Friday, August 27, 2004

Consumer Tip of the Day

As I was confronted with another $2.15/gallon gas station today, I thought about the reasons for the spiralling gas prices. One reason, of course, is the increasing demand, both here in the U.S. (where demand is ever-increasing) and places like China (which is undergoing rapid development). Another reason for gas prices, in my belief, has to do with the rapid consolidation of the oil industry in the 1990's.

But another factor is the separation of gas prices from fluctuations in demand. In most industries, if prices shot up by 100% over a couple of years, demand would decrease. But gas companies (and OPEC) can confidently raise prices knowing that--in the short term at least--people will still need a relatively similar amount of gas.
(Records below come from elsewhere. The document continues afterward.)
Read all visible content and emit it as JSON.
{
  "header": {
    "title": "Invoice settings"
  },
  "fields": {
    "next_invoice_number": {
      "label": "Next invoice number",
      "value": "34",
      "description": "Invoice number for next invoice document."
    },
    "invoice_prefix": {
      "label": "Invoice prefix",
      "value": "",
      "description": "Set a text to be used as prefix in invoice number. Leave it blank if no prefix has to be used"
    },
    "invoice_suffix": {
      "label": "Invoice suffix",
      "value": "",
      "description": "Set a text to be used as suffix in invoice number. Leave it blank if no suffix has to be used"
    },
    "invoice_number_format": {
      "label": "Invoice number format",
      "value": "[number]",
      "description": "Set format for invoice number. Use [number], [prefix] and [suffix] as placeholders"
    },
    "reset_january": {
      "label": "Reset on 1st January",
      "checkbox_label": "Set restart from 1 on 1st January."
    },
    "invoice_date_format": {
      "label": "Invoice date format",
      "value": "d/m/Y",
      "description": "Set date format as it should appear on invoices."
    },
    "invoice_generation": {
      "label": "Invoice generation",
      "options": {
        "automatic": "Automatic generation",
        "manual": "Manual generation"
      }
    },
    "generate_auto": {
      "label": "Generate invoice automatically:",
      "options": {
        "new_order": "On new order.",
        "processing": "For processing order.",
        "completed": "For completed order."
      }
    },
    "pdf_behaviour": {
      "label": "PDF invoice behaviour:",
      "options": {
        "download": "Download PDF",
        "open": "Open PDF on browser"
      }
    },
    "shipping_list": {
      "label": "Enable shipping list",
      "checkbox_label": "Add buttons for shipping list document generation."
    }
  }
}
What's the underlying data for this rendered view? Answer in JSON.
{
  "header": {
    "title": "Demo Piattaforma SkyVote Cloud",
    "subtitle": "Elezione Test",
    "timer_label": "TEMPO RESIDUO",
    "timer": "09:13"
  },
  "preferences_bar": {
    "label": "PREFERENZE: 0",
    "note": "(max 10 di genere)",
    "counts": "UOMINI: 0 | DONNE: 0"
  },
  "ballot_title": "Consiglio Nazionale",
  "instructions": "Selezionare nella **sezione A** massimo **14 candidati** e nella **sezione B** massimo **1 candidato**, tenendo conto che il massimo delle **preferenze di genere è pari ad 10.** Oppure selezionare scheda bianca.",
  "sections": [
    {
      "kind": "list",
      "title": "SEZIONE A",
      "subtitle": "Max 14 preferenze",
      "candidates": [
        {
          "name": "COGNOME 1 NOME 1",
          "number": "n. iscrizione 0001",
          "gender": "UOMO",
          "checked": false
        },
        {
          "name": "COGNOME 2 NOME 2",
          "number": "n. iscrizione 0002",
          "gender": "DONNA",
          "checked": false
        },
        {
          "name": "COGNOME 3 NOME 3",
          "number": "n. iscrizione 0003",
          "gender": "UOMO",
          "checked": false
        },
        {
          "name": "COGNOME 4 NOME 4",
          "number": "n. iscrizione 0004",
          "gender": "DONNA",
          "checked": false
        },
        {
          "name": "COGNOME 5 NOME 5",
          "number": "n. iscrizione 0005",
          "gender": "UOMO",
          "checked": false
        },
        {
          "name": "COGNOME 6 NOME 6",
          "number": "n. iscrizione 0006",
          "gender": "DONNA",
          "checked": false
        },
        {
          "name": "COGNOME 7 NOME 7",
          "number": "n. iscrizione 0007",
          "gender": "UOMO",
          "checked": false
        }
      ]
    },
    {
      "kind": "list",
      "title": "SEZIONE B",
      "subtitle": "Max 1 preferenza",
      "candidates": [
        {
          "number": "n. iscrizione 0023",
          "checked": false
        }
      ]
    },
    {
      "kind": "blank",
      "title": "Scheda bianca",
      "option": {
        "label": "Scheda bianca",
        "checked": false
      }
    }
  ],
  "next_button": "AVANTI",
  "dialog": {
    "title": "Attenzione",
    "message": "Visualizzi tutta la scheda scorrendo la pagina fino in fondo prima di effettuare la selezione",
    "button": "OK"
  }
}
On the most minute level, there's the question of what to do when you are in the middle of nowhere and your car is out of gas and the only station around is Shell, a company that seems to take the whole "black gold" thing a little too seriously. What I do whenever confronted with these situations is I buy gas, of course--but in relatively small denominations, two or three gallons. Later, once I find a station with a rate that's more reasonable, I will fill completely fill up my tank. I know I'm beating you over the head with what is already obvious to practically the entire world, but let me say it a bit more clearly. Don't fill up your tank all the way at gas stations charging prices higher than local competitors! Thank you. This has been a consumer advice moment brought to you by the National Association of Affiliated Gas Consumers.